The Shadows of Dreams: Cinema's Layers of Medialization
- Cinema figures as the crucial site where the anthropological drive to grasp the world in images finds a media outlet. Media in this sense are eternally constituted and re-constituted psychocultural ‘prosthetics’ giving space to sensation, emotion, and thought. This process of medialization condenses and sediments in media artifacts, embodying human experience in an externalized form and inviting our aesthetic engagement. Cinema seen from this perspective consists in a coupling of three anthropologically crucial domains of existence, which assume the shape of layers of medialization.
This project will start with an examination of the cinematic transformation of external physical and social reality. The testing grounds for this will be the strain of sociocritical U.S. horror cinema, the analogous melodrama (where everyday experience becomes horrific), and the movie adaptations of Agatha Christie’s novels.
As recorded motion adds both significance and force to the expressive gestures and poses of the human body, transitional performance states loom large in a medium which gives meaningful forms to the self in action. It is the highly ambiguous nature of physical interactions that sets the parameters for the second chapter, which turns to the cinematic duality of dancing and fighting.
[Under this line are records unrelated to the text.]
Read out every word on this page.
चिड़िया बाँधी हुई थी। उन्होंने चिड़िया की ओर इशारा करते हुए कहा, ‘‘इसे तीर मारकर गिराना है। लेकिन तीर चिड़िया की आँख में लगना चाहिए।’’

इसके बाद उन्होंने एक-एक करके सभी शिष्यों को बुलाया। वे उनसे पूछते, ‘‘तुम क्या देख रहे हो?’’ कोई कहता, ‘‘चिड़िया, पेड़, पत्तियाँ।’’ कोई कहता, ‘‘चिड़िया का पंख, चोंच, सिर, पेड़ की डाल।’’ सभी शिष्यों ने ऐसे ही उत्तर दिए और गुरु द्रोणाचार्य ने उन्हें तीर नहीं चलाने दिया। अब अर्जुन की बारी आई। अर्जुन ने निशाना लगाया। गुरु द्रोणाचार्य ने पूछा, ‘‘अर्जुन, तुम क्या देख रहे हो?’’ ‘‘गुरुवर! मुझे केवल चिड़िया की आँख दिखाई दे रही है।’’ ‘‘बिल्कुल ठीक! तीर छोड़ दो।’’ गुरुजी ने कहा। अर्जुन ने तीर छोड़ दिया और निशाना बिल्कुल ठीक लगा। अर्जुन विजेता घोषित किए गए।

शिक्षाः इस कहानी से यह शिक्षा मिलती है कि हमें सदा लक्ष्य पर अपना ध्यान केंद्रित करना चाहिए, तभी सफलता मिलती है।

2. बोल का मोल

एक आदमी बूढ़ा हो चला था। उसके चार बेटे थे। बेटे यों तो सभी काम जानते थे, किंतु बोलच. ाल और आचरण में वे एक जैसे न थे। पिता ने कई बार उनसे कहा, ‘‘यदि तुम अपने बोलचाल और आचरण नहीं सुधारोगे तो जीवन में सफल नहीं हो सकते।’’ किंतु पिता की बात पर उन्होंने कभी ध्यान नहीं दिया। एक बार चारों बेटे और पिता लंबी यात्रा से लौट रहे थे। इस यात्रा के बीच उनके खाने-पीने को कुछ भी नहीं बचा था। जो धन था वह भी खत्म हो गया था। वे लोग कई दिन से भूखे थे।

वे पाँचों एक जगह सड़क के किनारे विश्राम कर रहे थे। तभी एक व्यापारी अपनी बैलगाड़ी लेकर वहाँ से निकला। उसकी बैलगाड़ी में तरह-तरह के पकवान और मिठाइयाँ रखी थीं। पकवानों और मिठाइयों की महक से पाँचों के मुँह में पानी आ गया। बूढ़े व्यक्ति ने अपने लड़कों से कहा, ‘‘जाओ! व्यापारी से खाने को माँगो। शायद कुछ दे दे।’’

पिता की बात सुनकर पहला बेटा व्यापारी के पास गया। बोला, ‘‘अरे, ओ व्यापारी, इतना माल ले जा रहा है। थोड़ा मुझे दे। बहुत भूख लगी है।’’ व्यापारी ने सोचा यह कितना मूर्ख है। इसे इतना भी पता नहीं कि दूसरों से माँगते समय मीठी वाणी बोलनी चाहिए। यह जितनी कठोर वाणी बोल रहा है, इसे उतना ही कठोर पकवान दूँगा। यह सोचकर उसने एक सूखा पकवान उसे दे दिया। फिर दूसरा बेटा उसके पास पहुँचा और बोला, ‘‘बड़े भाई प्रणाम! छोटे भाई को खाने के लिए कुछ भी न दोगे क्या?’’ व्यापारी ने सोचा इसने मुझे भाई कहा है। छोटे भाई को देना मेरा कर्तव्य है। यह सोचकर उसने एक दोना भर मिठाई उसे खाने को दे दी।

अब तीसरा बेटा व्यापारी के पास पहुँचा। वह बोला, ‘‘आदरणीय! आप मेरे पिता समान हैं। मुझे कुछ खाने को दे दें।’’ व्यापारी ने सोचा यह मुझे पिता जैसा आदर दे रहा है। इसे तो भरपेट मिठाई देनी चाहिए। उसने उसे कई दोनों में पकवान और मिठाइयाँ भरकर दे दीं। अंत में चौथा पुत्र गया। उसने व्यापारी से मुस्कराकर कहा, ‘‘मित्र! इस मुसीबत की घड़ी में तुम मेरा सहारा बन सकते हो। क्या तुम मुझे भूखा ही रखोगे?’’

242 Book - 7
The fascination with seeing oneself from the outside is the third crucial domain this thesis will explore. Cinema provides the material structure for the staging of imaginary processes of projection and identification as compelling apparitions of the self. The claim that the self is in dire need not only of being manufactured, but also of being staged is explored in the final set of film analyses, which focus on the cinema of Werner Herzog.
By way of conclusion, the tension between the ‘reality of pictures’ and ‘pictures of reality’ (a notion explored by Ludwig Pfeiffer across various contexts) is transmuted by the assertion that instances of cinematic experience embody perceptual thought.